Mobile-phone text messages (SMS) have a lot in common with telegrams, as I have pointed out on several occasions. The need for brevity forces you to be concise and encourages the use of abbreviations to save space. And of course I love the fact that Nokia handsets can announce incoming texts with three short beeps, two long ones and three short ones — Morse code for “SMS”. If text messages are Telegram 2.0, however, then might Twitter be Telegram 3.0? Once again the constraint of brevity applies, at any rate. The similarity between telegrams and Twitter messages (tweets) is explored by An Xiao, an artist based in New York, in a new piece that has just gone on show at the Brooklyn Museum (her video explanation). She’s taking a Twitter feed and turning it into audible Morse code. I think this is pretty cool, not least because there are also some portraits by Samuel Morse (himself pictured left) in the museum.
An Xiao notes that Twitter got going just after the demise of the telegram in America in early 2006. She also points out that there are some significant differences between Twitter and telegrams. Twitter messages are broadcast (one-to-many); telegrams were generally one-to-one messages. The other big difference is that the cost per bit has fallen to zero since the days of the telegraph. So instead of being used to send urgent messages, as telegrams were, tweets tend to be used to send trivia. Once you have near-instant point-to-point messaging, you can’t get any faster — just more verbose and trivial.
One advantage of writing about obsolete technologies is that my books are far less liable to go out of date. Or, to look at it another way, my books are already out of date when they appear which, oddly, seems to give them a longer shelf life. “The Victorian Internet” was repeatedly recommended as a helpful book through which to understand the dotcom boom, during the boom itself, then through the crash, and now in the shiny new Google era. As recently as last year, the Wall Street Journal, the Financial Times and Fortune all recommended it — it even topped the Journal’s list of “Five Best Books on Business and the Internet”. Not bad for a book that had its genesis a decade ago in an article I wrote for the Daily Telegraph, published in July 1996.
Anyway, having rounded off last year with a New York Times Op-Ed about wine snobbery derived from my “Six Glasses” book, this month I had to don my “Victorian Internet” hat once again, following the announcement by Western Union that it was shutting down its telegram service. I was asked to comment by NPR, the BBC, and many newspapers. And the Los Angeles Times invited me to write an Op-Ed on the subject, which sums up my thoughts on the topic. The main points: first, I was frankly surprised that telegrams were still going. Second, even though telegrams have now passed into history, at least in America, they have in a sense been reborn: in the past year or so, Americans have finally adopted the telegram-like medium of text messaging. This has resulted in a spate of hilarious articles explaining teenage texting and its strange, telegraphic abbreviations to baffled American grown-ups. (The same sort of articles appeared in the European press four or five years ago.) It took American consumers a while to adopt this technology, for a number of reasons, but now it seems they’re finally catching up with the rest of the world. The telegram is dead; long live the telegram.
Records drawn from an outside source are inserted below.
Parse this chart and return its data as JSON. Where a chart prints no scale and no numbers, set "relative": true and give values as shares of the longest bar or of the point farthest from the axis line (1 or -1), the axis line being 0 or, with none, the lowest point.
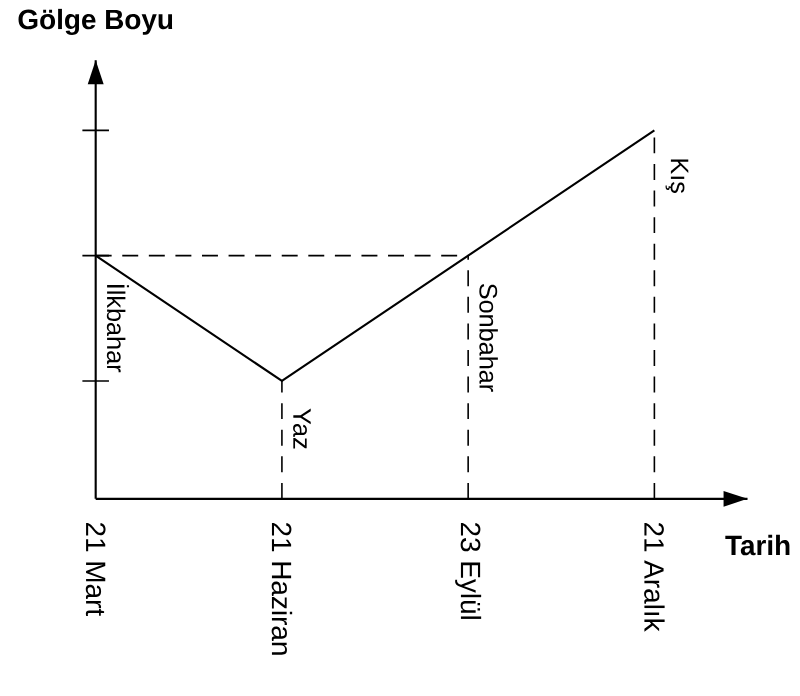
{
  "chart_data": {
    "type": "line",
    "relative": true,
    "xlabel": "Tarih",
    "ylabel": "Gölge Boyu",
    "categories": [
      "21 Mart",
      "21 Haziran",
      "23 Eylül",
      "21 Aralık"
    ],
    "values": [
      0.66,
      0.32,
      0.66,
      1
    ],
    "color": "#000000",
    "marker": "none",
    "line_style": "solid",
    "annotations": [
      "İlkbahar",
      "Yaz",
      "Sonbahar",
      "Kış"
    ],
    "ref_lines": [
      {
        "axis": "y",
        "value": 0.66,
        "line_style": "dashed"
      }
    ]
  }
}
It’s that time of year again: survey time. This means I get five weeks to write about 12,000 words on a single subject. It’s rather like doing a short book. This year’s topic: the trillion-dollar telecoms industry, which is in something of a mess following the bursting of the technology bubble. But, I argue, things are not as bad as they look. There is still scope for growth in mobile phones, broadband and various whizzy new kinds of internet services for large companies. Inevitably, there’s a telegraph reference in there too.
An exhibition inspired by The Victorian Internet is currently on show at the National Library of Medicine in Bethesda, Maryland. “The Once and Future Web” is also available online. It shows the similarities between the telegraph and the Internet and looks at the life-saving and medical uses of both technologies. A review of the exhibition has just been published by the British Medical Journal.
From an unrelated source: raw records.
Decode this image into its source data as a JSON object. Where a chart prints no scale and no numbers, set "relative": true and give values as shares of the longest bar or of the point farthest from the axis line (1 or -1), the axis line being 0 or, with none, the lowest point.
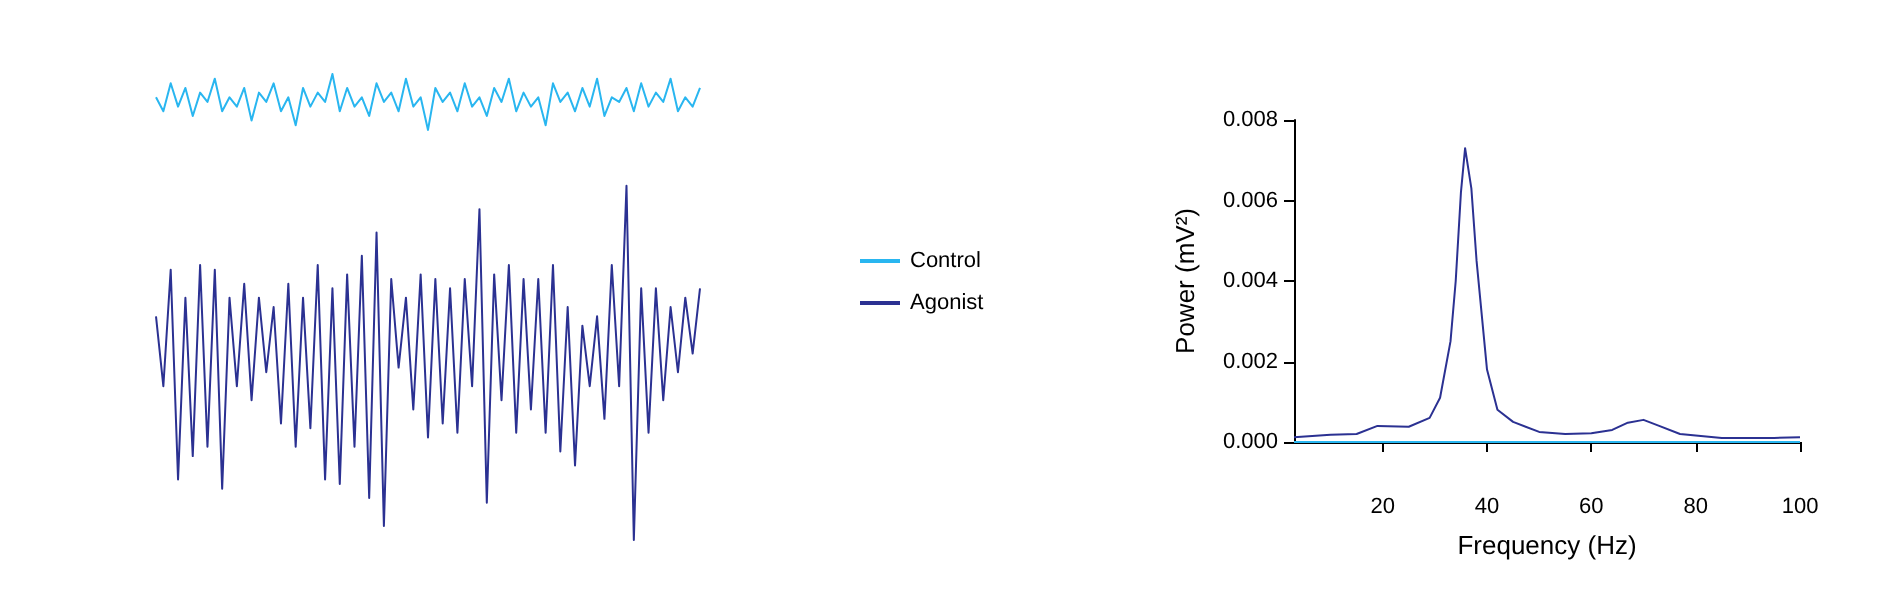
{
  "chart_data": [
    {
      "type": "line",
      "relative": true,
      "legend": "right",
      "tick_labels": false,
      "categories": [
        null,
        null,
        null,
        null,
        null,
        null,
        null,
        null,
        null,
        null,
        null,
        null,
        null,
        null,
        null,
        null,
        null,
        null,
        null,
        null,
        null,
        null,
        null,
        null,
        null,
        null,
        null,
        null,
        null,
        null,
        null,
        null,
        null,
        null,
        null,
        null,
        null,
        null,
        null,
        null,
        null,
        null,
        null,
        null,
        null,
        null,
        null,
        null,
        null,
        null,
        null,
        null,
        null,
        null,
        null,
        null,
        null,
        null,
        null,
        null,
        null,
        null,
        null,
        null,
        null,
        null,
        null,
        null,
        null,
        null,
        null,
        null,
        null,
        null,
        null
      ],
      "series": [
        {
          "name": "Control",
          "color": "#29b6f0",
          "values": [
            0.95,
            0.92,
            0.98,
            0.93,
            0.97,
            0.91,
            0.96,
            0.94,
            0.99,
            0.92,
            0.95,
            0.93,
            0.97,
            0.9,
            0.96,
            0.94,
            0.98,
            0.92,
            0.95,
            0.89,
            0.97,
            0.93,
            0.96,
            0.94,
            1.0,
            0.92,
            0.97,
            0.93,
            0.95,
            0.91,
            0.98,
            0.94,
            0.96,
            0.92,
            0.99,
            0.93,
            0.95,
            0.88,
            0.97,
            0.94,
            0.96,
            0.92,
            0.98,
            0.93,
            0.95,
            0.91,
            0.97,
            0.94,
            0.99,
            0.92,
            0.96,
            0.93,
            0.95,
            0.89,
            0.98,
            0.94,
            0.96,
            0.92,
            0.97,
            0.93,
            0.99,
            0.91,
            0.95,
            0.94,
            0.97,
            0.92,
            0.98,
            0.93,
            0.96,
            0.94,
            0.99,
            0.92,
            0.95,
            0.93,
            0.97
          ]
        },
        {
          "name": "Agonist",
          "color": "#2b3192",
          "values": [
            0.48,
            0.33,
            0.58,
            0.13,
            0.52,
            0.18,
            0.59,
            0.2,
            0.58,
            0.11,
            0.52,
            0.33,
            0.55,
            0.3,
            0.52,
            0.36,
            0.5,
            0.25,
            0.55,
            0.2,
            0.52,
            0.24,
            0.59,
            0.13,
            0.54,
            0.12,
            0.57,
            0.2,
            0.61,
            0.09,
            0.66,
            0.03,
            0.56,
            0.37,
            0.52,
            0.28,
            0.57,
            0.22,
            0.56,
            0.25,
            0.54,
            0.23,
            0.56,
            0.33,
            0.71,
            0.08,
            0.57,
            0.3,
            0.59,
            0.23,
            0.56,
            0.28,
            0.56,
            0.23,
            0.59,
            0.19,
            0.5,
            0.16,
            0.46,
            0.33,
            0.48,
            0.26,
            0.59,
            0.33,
            0.76,
            0.0,
            0.54,
            0.23,
            0.54,
            0.3,
            0.5,
            0.36,
            0.52,
            0.4,
            0.54
          ]
        }
      ]
    },
    {
      "type": "line",
      "xlabel": "Frequency (Hz)",
      "ylabel": "Power (mV²)",
      "xlim": [
        3,
        100
      ],
      "xticks": [
        20,
        40,
        60,
        80,
        100
      ],
      "ylim": [
        0,
        0.008
      ],
      "yticks": [
        {
          "value": 0,
          "label": "0.000"
        },
        {
          "value": 0.002,
          "label": "0.002"
        },
        {
          "value": 0.004,
          "label": "0.004"
        },
        {
          "value": 0.006,
          "label": "0.006"
        },
        {
          "value": 0.008,
          "label": "0.008"
        }
      ],
      "grid": false,
      "series": [
        {
          "color": "#29b6f0",
          "x": [
            3,
            100
          ],
          "values": [
            0,
            0
          ]
        },
        {
          "color": "#2b3192",
          "x": [
            3,
            10,
            15,
            19,
            25,
            29,
            31,
            33,
            34,
            35,
            35.8,
            37,
            38,
            40,
            42,
            45,
            50,
            55,
            60,
            64,
            67,
            70,
            73,
            77,
            85,
            95,
            100
          ],
          "values": [
            0.00012,
            0.00018,
            0.0002,
            0.0004,
            0.00038,
            0.0006,
            0.0011,
            0.0025,
            0.004,
            0.0062,
            0.0073,
            0.0063,
            0.0045,
            0.0018,
            0.0008,
            0.0005,
            0.00025,
            0.0002,
            0.00022,
            0.0003,
            0.00048,
            0.00055,
            0.0004,
            0.0002,
            0.0001,
            0.0001,
            0.00012
          ]
        }
      ]
    }
  ]
}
My 15,000-word magnum opus on the future of the wireless Internet has just appeared in The Economist. There’s a large dose of historical analogy, with particular reference to horseless carriages and, of course, telegraphs. This survey ended up answering the question that I posed at the end of The Victorian Internet – which technology will take the Internet mainstream, in the way that the telephone took the telegraph mainstream? My guess is: the Internet-enabled mobile phone.